14. Purchase Money Security Interest. To secure payment and performance of all obligations, Customer hereby grants Company a Purchase Money Security Interest in all inventory, equipment, and materials distributed by Company, whenever sold, consigned, leased, rented or delivered, directly or indirectly, to or for the benefit of Applicant by Company.

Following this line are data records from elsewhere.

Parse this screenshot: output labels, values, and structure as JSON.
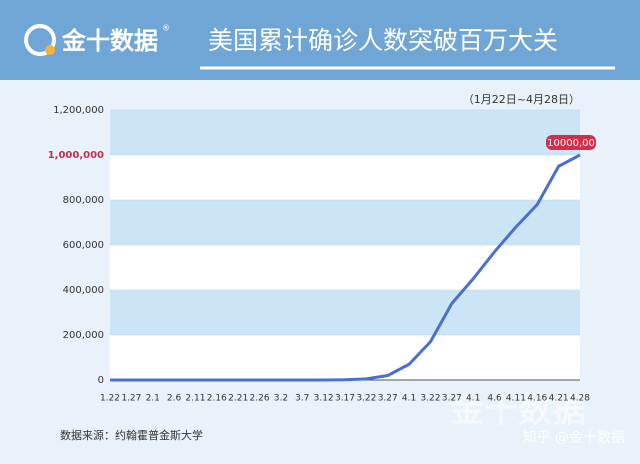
{
  "header": {
    "brand": "金十数据",
    "reg": "®",
    "title": "美国累计确诊人数突破百万大关"
  },
  "chart_data": {
    "type": "line",
    "subtitle": "（1月22日~4月28日）",
    "categories": [
      "1.22",
      "1.27",
      "2.1",
      "2.6",
      "2.11",
      "2.16",
      "2.21",
      "2.26",
      "3.2",
      "3.7",
      "3.12",
      "3.17",
      "3.22",
      "3.27",
      "4.1",
      "3.22",
      "3.27",
      "4.1",
      "4.6",
      "4.11",
      "4.16",
      "4.21",
      "4.28"
    ],
    "series": [
      {
        "color": "#4a6fd4",
        "values": [
          0,
          0,
          0,
          0,
          0,
          0,
          0,
          0,
          0,
          0,
          0,
          1000,
          5000,
          20000,
          70000,
          170000,
          340000,
          450000,
          570000,
          680000,
          780000,
          950000,
          1000000
        ]
      }
    ],
    "ylim": [
      0,
      1200000
    ],
    "yticks": [
      0,
      {
        "value": 200000,
        "label": "200,000"
      },
      {
        "value": 400000,
        "label": "400,000"
      },
      {
        "value": 600000,
        "label": "600,000"
      },
      {
        "value": 800000,
        "label": "800,000"
      },
      {
        "value": 1000000,
        "label": "1,000,000"
      },
      {
        "value": 1200000,
        "label": "1,200,000"
      }
    ],
    "annotation": "10000,00",
    "source": "数据来源：约翰霍普金斯大学"
  },
  "watermark": {
    "logo": "金十数据",
    "text": "知乎 @金十数据"
  }
}
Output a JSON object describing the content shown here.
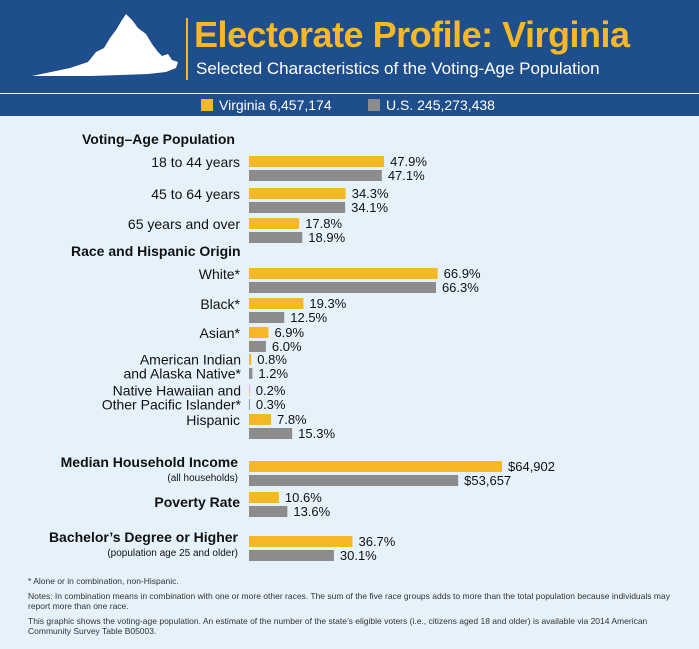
{
  "header": {
    "title": "Electorate Profile: Virginia",
    "subtitle": "Selected Characteristics of the Voting-Age Population",
    "map_icon": "virginia-state-shape"
  },
  "legend": {
    "items": [
      {
        "label": "Virginia 6,457,174",
        "color": "#f6b826"
      },
      {
        "label": "U.S. 245,273,438",
        "color": "#8c8c8c"
      }
    ]
  },
  "colors": {
    "virginia": "#f6b826",
    "us": "#8c8c8c",
    "background": "#e6f2fb",
    "header": "#1f4e8c"
  },
  "chart_data": {
    "type": "bar",
    "orientation": "horizontal",
    "series_names": [
      "Virginia 6,457,174",
      "U.S. 245,273,438"
    ],
    "groups": [
      {
        "heading": "Voting–Age Population",
        "rows": [
          {
            "label": [
              "18 to 44 years"
            ],
            "values": [
              47.9,
              47.1
            ],
            "value_labels": [
              "47.9%",
              "47.1%"
            ]
          },
          {
            "label": [
              "45 to 64 years"
            ],
            "values": [
              34.3,
              34.1
            ],
            "value_labels": [
              "34.3%",
              "34.1%"
            ]
          },
          {
            "label": [
              "65 years and over"
            ],
            "values": [
              17.8,
              18.9
            ],
            "value_labels": [
              "17.8%",
              "18.9%"
            ]
          }
        ]
      },
      {
        "heading": "Race and Hispanic Origin",
        "rows": [
          {
            "label": [
              "White*"
            ],
            "values": [
              66.9,
              66.3
            ],
            "value_labels": [
              "66.9%",
              "66.3%"
            ]
          },
          {
            "label": [
              "Black*"
            ],
            "values": [
              19.3,
              12.5
            ],
            "value_labels": [
              "19.3%",
              "12.5%"
            ]
          },
          {
            "label": [
              "Asian*"
            ],
            "values": [
              6.9,
              6.0
            ],
            "value_labels": [
              "6.9%",
              "6.0%"
            ]
          },
          {
            "label": [
              "American Indian",
              "and Alaska Native*"
            ],
            "values": [
              0.8,
              1.2
            ],
            "value_labels": [
              "0.8%",
              "1.2%"
            ]
          },
          {
            "label": [
              "Native Hawaiian and",
              "Other Pacific Islander*"
            ],
            "values": [
              0.2,
              0.3
            ],
            "value_labels": [
              "0.2%",
              "0.3%"
            ]
          },
          {
            "label": [
              "Hispanic"
            ],
            "values": [
              7.8,
              15.3
            ],
            "value_labels": [
              "7.8%",
              "15.3%"
            ]
          }
        ]
      },
      {
        "heading": "",
        "rows": [
          {
            "label": [
              "Median Household Income",
              "(all households)"
            ],
            "bold_first": true,
            "values": [
              64902,
              53657
            ],
            "value_labels": [
              "$64,902",
              "$53,657"
            ],
            "unit": "dollars"
          },
          {
            "label": [
              "Poverty Rate"
            ],
            "bold_first": true,
            "values": [
              10.6,
              13.6
            ],
            "value_labels": [
              "10.6%",
              "13.6%"
            ]
          }
        ]
      },
      {
        "heading": "",
        "rows": [
          {
            "label": [
              "Bachelor’s Degree or Higher",
              "(population age 25 and older)"
            ],
            "bold_first": true,
            "values": [
              36.7,
              30.1
            ],
            "value_labels": [
              "36.7%",
              "30.1%"
            ]
          }
        ]
      }
    ]
  },
  "footnotes": [
    "* Alone or in combination, non-Hispanic.",
    "Notes: In combination means in combination with one or more other races. The sum of the five race groups adds to more than the total population because individuals may report more than one race.",
    "This graphic shows the voting-age population. An estimate of the number of the state’s eligible voters (i.e., citizens aged 18 and older) is available via 2014 American Community Survey Table B05003."
  ]
}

This includes all construction related materials and services sold by Company including but not limited to building materials, appliances, tools, equipment, safety accessories and related supplies (“Collateral”). Further, Customer agrees and expressly consents to Company filing required documents with the Secretary of State necessary to perfect Company’s purchase money security interest.
15. Additional Provisions. (A) Applicant agrees that Company shall have the right to set off any amounts which may become payable by Applicant (or any of its affiliates if Applicant is a corporation, partnership, or limited liability company) to Company arising, either directly or indirectly, from the granting of credit to, and the establishment of an account for, Applicant hereunder against any amounts which Company may owe to Applicant whether arising from the credit granted hereunder or under any contract, subcontract, purchase order, or other agreements(s) between Applicant and Company or Company’s parent and affiliate corporations. (B) Applicant acknowledges and agrees that any and all funds paid to Applicant for any work or materials supplied by Company shall be held by Applicant in trust for the payment of Applicant’s indebtedness to Company. Neither Applicant, nor any person claiming under or through Applicant, shall have any legal or equitable interest or ownership rights of any nature in funds held in trust unless and until the purpose and intent of such trust is fully discharged. The holding of funds in trust shall be for the sole benefit and protection of Company, and no third party shall have any rights in such funds as a beneficiary or otherwise.